More Discussions for this daf
1. Rei'ach Haget 2. Four Zekeinim Visit Rebbi Eliezer Ha'Gadol 3. Coercion to Give a Get
DAF DISCUSSIONS - GITIN 88

Shalom Spira asked:

Shalom Aleikhem Rabotai,

The gemara (Gittin 88b) rules that if a husband has been unlawfully compelled to deliver a sefer keritut and that the sefer keritut is then disqualified as a "get me'usseh", there then devolves the possibility of invoking the rule of rei'ach haget to rabbinically disqualify the lady from ever marrying into the kehunah (even should she be widowed, R"L). If Jews forced the husband, there is rei'ach haget. If gentiles forced the husband, there is no rei'ach haget (unless the husband was anyway obligated according to Torah law to divorce).

This halakhah is codified in Shulchan Arukh Even Ha'ezer 134:7-8.

My question is as follows. If Jews force a kohen to divorce his own wife against Torah law (which thereby creates a status of rei'ach haget, as in all cases of Jewish compulsion), is that kohen himself forbidden to stay married to his wife, or is rei'ach haget only a rabbinical prohibition designed to stop future kohanim from marrying the lady (if she should be widowed)? Neither the gemara nor the Shulchan Arukh seem to overtly address this point. However, logically, it would seem at first glance that the kohen should not be forced to divorce his own wife, because otherwise the nefarious goals of the unlawful people who unscrupulously compelled the kohen in the first place will have been achieved! (Im ken yihei chotei niskar.) After all, Rabbi J. David Bleich approvingly cites on p. 49 of his Benetivot Hahalakhah chelek aleph the words of Shu"t Maharit Tzahalon no. 40 who quotes a responsum of the Re'em to the effect that it cannot be that paying the husband money (when he is being forced to deliver a sefer keritut) will help, because then any marriage could be easily broken when unscrupulous individuals hire thugs to violently pressure a husband to divorce his wife and compel him to accept money in the process. (Vi'im ken lo hinachta bat li'avraham avinu omedet tachat ba'alah vilo shum ba'al omed im ishto.) By the same reasoning, if it were so that any kohen who is unlawfully forced by Jews to divorce his wife would then actually have to divorce his wife because of rei'ach haget, then no kohen would have a stable marriage because unscrupulous thugs could always pressure kohanim into divorcing their spouses, irrevocably terminating the kohanim's marriages. Nevertheless, since this point is not mentioned in the Shulchan Arukh, I would like to ask the Kollel concerning it, as well.
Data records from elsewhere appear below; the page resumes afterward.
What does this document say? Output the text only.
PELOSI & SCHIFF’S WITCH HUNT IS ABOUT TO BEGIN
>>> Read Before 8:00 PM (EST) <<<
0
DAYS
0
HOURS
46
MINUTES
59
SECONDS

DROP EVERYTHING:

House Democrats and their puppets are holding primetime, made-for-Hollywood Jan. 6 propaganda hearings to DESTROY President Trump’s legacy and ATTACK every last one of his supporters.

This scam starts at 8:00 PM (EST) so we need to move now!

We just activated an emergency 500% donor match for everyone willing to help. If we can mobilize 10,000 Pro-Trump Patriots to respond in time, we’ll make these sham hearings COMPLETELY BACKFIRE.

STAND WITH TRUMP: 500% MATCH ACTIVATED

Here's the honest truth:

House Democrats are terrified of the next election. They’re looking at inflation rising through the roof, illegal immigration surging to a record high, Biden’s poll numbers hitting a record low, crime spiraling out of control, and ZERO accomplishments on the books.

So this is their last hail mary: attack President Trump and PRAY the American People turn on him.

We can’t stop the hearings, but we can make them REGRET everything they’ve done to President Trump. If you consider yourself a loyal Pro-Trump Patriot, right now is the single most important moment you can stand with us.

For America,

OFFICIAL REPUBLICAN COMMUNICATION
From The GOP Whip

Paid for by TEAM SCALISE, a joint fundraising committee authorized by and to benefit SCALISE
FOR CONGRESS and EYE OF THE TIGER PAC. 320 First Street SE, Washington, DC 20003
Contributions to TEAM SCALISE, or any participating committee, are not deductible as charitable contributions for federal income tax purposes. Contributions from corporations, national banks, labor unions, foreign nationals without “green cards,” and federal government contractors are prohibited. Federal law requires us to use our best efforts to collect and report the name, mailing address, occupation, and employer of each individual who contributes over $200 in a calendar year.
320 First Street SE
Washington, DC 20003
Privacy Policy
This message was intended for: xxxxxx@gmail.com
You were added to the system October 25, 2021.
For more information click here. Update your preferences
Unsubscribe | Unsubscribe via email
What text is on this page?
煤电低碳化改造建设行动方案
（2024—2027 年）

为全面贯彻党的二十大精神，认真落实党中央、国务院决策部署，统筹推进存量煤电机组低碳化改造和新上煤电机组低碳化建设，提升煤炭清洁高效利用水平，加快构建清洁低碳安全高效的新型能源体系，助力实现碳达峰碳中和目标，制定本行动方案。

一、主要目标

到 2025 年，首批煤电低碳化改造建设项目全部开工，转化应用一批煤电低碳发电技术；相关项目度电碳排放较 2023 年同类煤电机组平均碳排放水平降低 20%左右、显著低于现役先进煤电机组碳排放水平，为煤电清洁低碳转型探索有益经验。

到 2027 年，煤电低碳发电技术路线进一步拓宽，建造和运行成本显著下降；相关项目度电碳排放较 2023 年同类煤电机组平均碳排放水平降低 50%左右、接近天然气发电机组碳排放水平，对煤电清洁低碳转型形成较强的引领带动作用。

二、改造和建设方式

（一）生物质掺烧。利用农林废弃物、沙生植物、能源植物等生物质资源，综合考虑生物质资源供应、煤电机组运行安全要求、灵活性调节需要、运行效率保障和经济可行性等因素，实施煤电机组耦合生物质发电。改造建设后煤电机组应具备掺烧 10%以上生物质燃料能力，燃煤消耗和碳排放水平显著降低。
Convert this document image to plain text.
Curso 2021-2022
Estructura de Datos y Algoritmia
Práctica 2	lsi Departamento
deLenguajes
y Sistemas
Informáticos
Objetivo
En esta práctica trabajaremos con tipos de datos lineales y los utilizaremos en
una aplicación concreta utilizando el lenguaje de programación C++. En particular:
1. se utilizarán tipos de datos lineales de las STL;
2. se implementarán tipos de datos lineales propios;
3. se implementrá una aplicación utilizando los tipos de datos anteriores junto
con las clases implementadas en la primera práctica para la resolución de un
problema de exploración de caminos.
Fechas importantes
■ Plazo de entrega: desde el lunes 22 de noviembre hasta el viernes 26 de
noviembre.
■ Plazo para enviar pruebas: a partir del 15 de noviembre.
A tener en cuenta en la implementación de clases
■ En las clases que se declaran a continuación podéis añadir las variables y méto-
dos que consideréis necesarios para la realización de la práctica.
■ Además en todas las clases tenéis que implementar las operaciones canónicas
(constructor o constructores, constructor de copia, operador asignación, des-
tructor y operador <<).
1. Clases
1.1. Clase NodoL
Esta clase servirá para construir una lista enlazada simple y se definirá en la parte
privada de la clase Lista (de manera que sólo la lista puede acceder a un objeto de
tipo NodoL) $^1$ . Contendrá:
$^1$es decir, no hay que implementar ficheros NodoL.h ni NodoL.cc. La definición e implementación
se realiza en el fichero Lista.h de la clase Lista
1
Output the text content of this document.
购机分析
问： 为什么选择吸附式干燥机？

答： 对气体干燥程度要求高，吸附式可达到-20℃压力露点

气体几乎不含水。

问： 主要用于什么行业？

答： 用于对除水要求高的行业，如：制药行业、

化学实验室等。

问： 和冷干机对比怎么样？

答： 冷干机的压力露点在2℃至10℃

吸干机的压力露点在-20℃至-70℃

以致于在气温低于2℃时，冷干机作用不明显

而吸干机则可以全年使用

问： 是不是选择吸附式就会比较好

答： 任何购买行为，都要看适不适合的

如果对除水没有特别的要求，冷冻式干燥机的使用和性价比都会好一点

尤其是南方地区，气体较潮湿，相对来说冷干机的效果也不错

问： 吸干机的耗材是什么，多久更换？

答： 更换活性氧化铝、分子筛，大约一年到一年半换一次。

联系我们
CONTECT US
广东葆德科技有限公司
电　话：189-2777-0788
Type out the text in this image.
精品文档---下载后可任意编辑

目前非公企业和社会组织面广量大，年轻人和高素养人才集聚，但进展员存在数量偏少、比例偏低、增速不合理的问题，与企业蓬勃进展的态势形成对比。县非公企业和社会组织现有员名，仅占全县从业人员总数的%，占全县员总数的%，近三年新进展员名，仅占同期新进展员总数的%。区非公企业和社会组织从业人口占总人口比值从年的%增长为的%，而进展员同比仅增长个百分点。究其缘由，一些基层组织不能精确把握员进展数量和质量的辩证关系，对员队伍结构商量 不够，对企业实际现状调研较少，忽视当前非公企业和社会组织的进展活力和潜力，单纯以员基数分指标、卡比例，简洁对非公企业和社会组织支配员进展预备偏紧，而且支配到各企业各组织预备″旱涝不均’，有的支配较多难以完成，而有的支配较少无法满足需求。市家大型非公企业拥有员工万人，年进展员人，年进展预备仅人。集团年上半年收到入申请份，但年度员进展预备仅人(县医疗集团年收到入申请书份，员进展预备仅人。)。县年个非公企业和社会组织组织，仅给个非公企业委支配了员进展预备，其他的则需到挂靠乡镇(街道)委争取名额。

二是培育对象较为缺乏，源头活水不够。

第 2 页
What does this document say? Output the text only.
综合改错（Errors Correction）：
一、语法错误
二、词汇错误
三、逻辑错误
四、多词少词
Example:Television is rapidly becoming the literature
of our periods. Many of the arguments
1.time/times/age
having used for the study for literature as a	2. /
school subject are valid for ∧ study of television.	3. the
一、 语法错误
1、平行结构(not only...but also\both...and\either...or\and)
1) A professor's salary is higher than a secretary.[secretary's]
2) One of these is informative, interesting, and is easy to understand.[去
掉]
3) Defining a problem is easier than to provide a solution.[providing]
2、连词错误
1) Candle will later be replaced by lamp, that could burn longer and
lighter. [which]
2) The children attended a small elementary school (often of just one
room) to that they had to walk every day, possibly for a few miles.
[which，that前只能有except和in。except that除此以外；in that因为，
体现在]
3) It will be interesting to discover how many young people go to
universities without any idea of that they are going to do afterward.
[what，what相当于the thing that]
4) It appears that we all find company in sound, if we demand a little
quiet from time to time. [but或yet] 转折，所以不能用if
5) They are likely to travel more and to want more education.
Thank you very kindly. Kol tuv, lichaim ulishalom, lisasson ulisimchah, lihagdil torah uliha'adirah.

Shalom Spira, Montreal, Canada

The Kollel replies:

Rei'ach ha'Get seems to be a state which cannot work in terms of "applicable for some, but not for others." Moreover, even when a Kohen divorces his wife when he is not allowed to do so (if he married her because he was Me'anes her and therefore has the prohibition of "Lo Yuchal l'Shalchah Kol Yamav"), the Sfas Emes in Makos (15a) says that although he receives Malkos for doing so, the Kohen can no longer remarry his wife (as indicated in the Gemara ibid. and therefore the divorce works) because of Rei'ach ha'Get. This is despite the fact that the Kohen is accomplishing what he set out to do, and is clearly a Chotei Niskar.

As far as your statement that unscrupulous thugs could always beat up Kohen husbands and force a Get, the bottom line is that when someone is willing to commit a prohibition, they sometimes will get what they want in this world (and what they do not want in the next world). They might very well kill the husband as well (as was the practice in Mitzrayim in the days of Avraham Avinu) and therefore not even need to force a Get and proceed to worry about the fact that Kohen will or will not stop living with his wife because of Rei'ach ha'Get.

In any event, I do not think that the common practice of thugs was or will be to go the route of Get Meusah in order to force a Rei'ach ha'Get and a subsequent divorce.